The study tested the refined urine assay in patients undergoing surgery and BCG therapy. It found that those with detectable tumor DNA after completing BCG therapy were highly like to experience bladder cancer recurrence.
Additionally, the test suggests those whose tumor DNA disappeared had excellent outcomes and could identify recurrence risk even when standard cystoscopy results appeared normal.
In many cases, the molecular changes in urine appeared to predict relapse earlier than conventional surveillance methods.
By analyzing the urine samples taken before surgery, after surgery, and following BCG treatment, the researchers were able to identify three biological response patterns.
These included surgery responders, where tumor DNA cleared after surgery alone, BCG responders, where tumor DNA decreased after immunotherapy, and non-responders, where tumor DNA persisted or increased despite treatment.
The researchers suggest that different biological mechanisms may drive response to surgery versus immunotherapy.
The study also shows that tumours resistant to surgery tended to exhibit gene activity associated with growth and invasion. Additionally, those responding to BCG were more likely to exhibit higher levels of gene alterations and pre-existing immune activity.
The findings also suggest that earlier liquid biopsy methods may have been affected by age-related variations in normal bladder tissue. By correcting for the ‘field effect’, the researchers improved the accuracy of urine-based tumour DNA testing, enabling better distinction between the effects of surgery and those of immunotherapy.
The researchers add that separating these treatment responses also helped reveal biological differences that may predict which tumours are more likely to respond to BCG.
If validated in larger trials, the study findings could have several clinical implications. This could include avoiding unnecessary BCG treatment, and prioritizing BCG for those most likely to benefit.
Additionally, it could help identify high-risk patients earlier and escalate treatment sooner, reduce reliance on invasive monitoring procedures, and improve use of limited BCG supply during global shortages.
“Our findings could have significant clinical impact,” Diehn said to MNT. “Non-muscle invasive bladder cancer (NMIBC) patients are often treated with surgery followed by an immunotherapy called BCG. We observed that patients with negative test results after surgery (i.e. before BCG) had excellent outcomes, suggesting that many of these patients may already be cured and may not require additional treatment.”

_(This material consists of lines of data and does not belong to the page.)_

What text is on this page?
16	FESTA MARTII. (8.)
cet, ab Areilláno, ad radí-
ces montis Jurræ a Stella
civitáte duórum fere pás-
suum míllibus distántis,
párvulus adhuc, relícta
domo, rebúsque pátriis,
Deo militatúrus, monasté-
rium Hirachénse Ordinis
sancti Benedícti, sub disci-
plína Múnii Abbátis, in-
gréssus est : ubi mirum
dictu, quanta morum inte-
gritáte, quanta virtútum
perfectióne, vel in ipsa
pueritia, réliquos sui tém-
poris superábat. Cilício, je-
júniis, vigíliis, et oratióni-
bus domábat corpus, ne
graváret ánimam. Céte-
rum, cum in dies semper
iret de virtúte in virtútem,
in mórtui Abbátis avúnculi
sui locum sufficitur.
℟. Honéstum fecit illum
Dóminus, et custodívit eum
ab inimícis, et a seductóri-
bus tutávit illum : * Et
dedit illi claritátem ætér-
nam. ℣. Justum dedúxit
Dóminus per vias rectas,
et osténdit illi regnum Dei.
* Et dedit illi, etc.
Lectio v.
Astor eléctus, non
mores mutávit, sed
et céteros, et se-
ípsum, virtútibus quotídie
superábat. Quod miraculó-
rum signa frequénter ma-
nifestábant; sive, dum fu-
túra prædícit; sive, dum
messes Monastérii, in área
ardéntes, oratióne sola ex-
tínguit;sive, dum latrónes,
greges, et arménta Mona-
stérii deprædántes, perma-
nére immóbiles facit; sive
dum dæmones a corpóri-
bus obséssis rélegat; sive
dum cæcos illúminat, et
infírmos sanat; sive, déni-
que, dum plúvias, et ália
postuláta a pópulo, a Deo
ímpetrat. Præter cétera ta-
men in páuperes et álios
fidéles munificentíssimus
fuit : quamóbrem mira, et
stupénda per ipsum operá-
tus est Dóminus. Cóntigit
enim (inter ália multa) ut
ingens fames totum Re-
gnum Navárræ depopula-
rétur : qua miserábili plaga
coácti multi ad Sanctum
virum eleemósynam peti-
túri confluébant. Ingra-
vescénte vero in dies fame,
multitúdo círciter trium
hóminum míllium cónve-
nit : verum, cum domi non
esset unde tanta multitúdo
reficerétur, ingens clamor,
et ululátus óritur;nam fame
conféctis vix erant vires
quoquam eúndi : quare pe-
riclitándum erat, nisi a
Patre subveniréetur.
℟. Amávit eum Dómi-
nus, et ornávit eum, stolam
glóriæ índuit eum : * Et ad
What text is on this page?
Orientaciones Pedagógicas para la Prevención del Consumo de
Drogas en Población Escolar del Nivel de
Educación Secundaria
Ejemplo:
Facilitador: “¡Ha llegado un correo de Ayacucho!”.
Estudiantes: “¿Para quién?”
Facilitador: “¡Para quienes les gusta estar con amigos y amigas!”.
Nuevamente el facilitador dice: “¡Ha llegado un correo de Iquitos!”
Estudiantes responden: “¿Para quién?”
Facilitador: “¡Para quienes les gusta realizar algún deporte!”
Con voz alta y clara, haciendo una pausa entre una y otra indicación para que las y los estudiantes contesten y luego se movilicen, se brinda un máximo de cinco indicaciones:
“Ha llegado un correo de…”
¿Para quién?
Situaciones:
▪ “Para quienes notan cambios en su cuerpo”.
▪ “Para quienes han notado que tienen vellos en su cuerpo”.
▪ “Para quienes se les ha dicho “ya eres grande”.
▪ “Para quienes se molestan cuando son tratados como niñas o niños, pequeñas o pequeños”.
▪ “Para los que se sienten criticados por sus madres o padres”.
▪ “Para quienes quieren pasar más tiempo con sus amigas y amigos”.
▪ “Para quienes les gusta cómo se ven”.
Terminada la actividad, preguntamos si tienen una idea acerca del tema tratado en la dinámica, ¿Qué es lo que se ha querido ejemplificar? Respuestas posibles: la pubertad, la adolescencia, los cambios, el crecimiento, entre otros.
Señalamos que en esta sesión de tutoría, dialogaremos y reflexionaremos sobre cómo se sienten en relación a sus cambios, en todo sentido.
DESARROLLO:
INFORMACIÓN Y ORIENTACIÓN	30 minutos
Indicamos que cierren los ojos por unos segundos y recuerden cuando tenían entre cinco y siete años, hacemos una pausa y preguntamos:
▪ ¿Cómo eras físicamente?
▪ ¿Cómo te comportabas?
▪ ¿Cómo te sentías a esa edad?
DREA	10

“Furthermore, we found that patients with positive test results after BCG had a very high risk for developing recurrence. This suggests that these patients likely could benefit from additional treatment in order to try to prevent recurrence,” he added.
“Thus, our test could facilitate personalized treatment of NMIBC. Importantly, before such personalized treatment strategies could be routinely performed in the clinic, they will need to be tested in clinical trials.”
– Max Diehn, MD, PhD
If confirmed through larger clinical studies, the approach of more precise biomarkers could help ensure patients receive treatments tailored to their individual cancer risk.